The PRC has been doing this for years, Milley said.
“China is looking to rewrite” the rules, or character, of war, he said. “China’s economy has been growing rapidly for the last four decades, as we all know, and is now leveraging their financial power to build up an incredibly powerful military. They’re willing to do that. China’s actions and public speeches make it clear. They’re not ambiguous about it. China wants to be the regional hegemonic in Asia within the next 10 years, and they want to [replace] global U.S. military power by mid-century.”
How this pans out will determine “the geo-strategic history of this century,” Milley said, before noting military planners in the Pentagon and in Beijing are warning their governments that the cost of “winning” such a war would be catastrophic.
There are off-ramps to conflict, he said, reiterating that war between China and the United States is “neither imminent nor inevitable.”
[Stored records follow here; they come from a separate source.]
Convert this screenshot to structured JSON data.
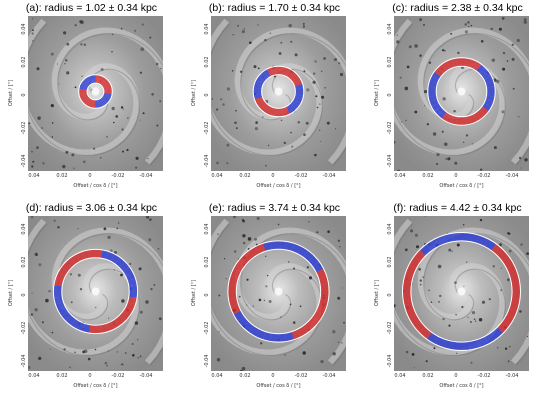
{
  "panels": [
    {
      "label": "(a):",
      "word": "radius",
      "value": "= 1.02 ± 0.34 kpc",
      "r": 1.02
    },
    {
      "label": "(b):",
      "word": "radius",
      "value": "= 1.70 ± 0.34 kpc",
      "r": 1.7
    },
    {
      "label": "(c):",
      "word": "radius",
      "value": "= 2.38 ± 0.34 kpc",
      "r": 2.38
    },
    {
      "label": "(d):",
      "word": "radius",
      "value": "= 3.06 ± 0.34 kpc",
      "r": 3.06
    },
    {
      "label": "(e):",
      "word": "radius",
      "value": "= 3.74 ± 0.34 kpc",
      "r": 3.74
    },
    {
      "label": "(f):",
      "word": "radius",
      "value": "= 4.42 ± 0.34 kpc",
      "r": 4.42
    }
  ],
  "axes": {
    "ylabel": "Offset / [°]",
    "xlabel": "Offset / cos δ / [°]",
    "yticks": [
      "0.04",
      "0.02",
      "0",
      "-0.02",
      "-0.04"
    ],
    "xticks": [
      "0.04",
      "0.02",
      "0",
      "-0.02",
      "-0.04"
    ]
  },
  "colors": {
    "ring_red": "#d62828",
    "ring_blue": "#2b3bd6",
    "circle": "#ffffff",
    "galaxy_bg": "#9a9a9a"
  }
}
Gen. Milley noted while Chinese leader Xi Jinping “has stated publicly that he has challenged the People’s Liberation Army to develop the military capability to unify Taiwan with China by 2027, he didn’t say, ‘I just I’ve decided to attack and invade.’ He said, ‘You generals, you develop the capability to do that. We’ll make the decision later.’ But he didn’t say he would do that. So there’s a tension, the decision-making process which still have to occur, and that’s what I’m getting at with the idea of deterrence.”
And that idea is this: “You want to make sure that every single day President Xi wakes up and says, ‘It’s not that day.’ That decision never comes and that’s the whole essence of deterrence,” Milley said. “So the faster we can retain superiority, then, I believe, the theory of the case is that we are more likely to deter war from happening and if forced to fight, the [United States] will prevail over any opponent.”
Defending Ukraine’s Ability to Defend Itself
In his speech and in ensuing audience questions, Milley reiterated the Pentagon’s view that Vladimir Putin’s invasion of Ukraine is an egregious assault on the post-World War II “rules-based international order,” which has prevented a “great power war” for nearly 80 years.
“Our task is to ensure that Ukraine has the support it needs to remain free and independent. And we’re doing that in order to make sure that rules based international order holds,” he said.
Milley said criticism from some who say Ukraine’s counter-offensive as taking too long and not producing enough results to sustain support for Kyiv is premature, especially since it is still in an early stage.
“A war on paper and real war are different. In real war, real people die. Real people are on those front lines. Real people are in those vehicles. Real bodies are being shredded by high explosives and so on and so forth,” he said. “So when a computer tells you you’re going go this fast, maybe real war might slow [those projections] down a little bit” since most involved are trying to avoid being killed.
But many are going to be killed, and soon, Milley said.
“It’s going to be very long, and it’s going to be very, very bloody, and no one should ever have any illusions about any of that. Ukraine is fighting for its life. It’s an existential fight for Ukraine, and they are fighting against a very significant country of 140 million people, nine time zones, a big army, lots of munitions and so on and so forth”
“Ukraine is fighting for their life,” he said. “We are giving him as much help as humanly possible. But at the end of the day, Ukrainian soldiers are assaulting through minefields and in the trenches, and this is literally a fight for their life. So yes, if it goes a little slow, that is part of the nature of war.”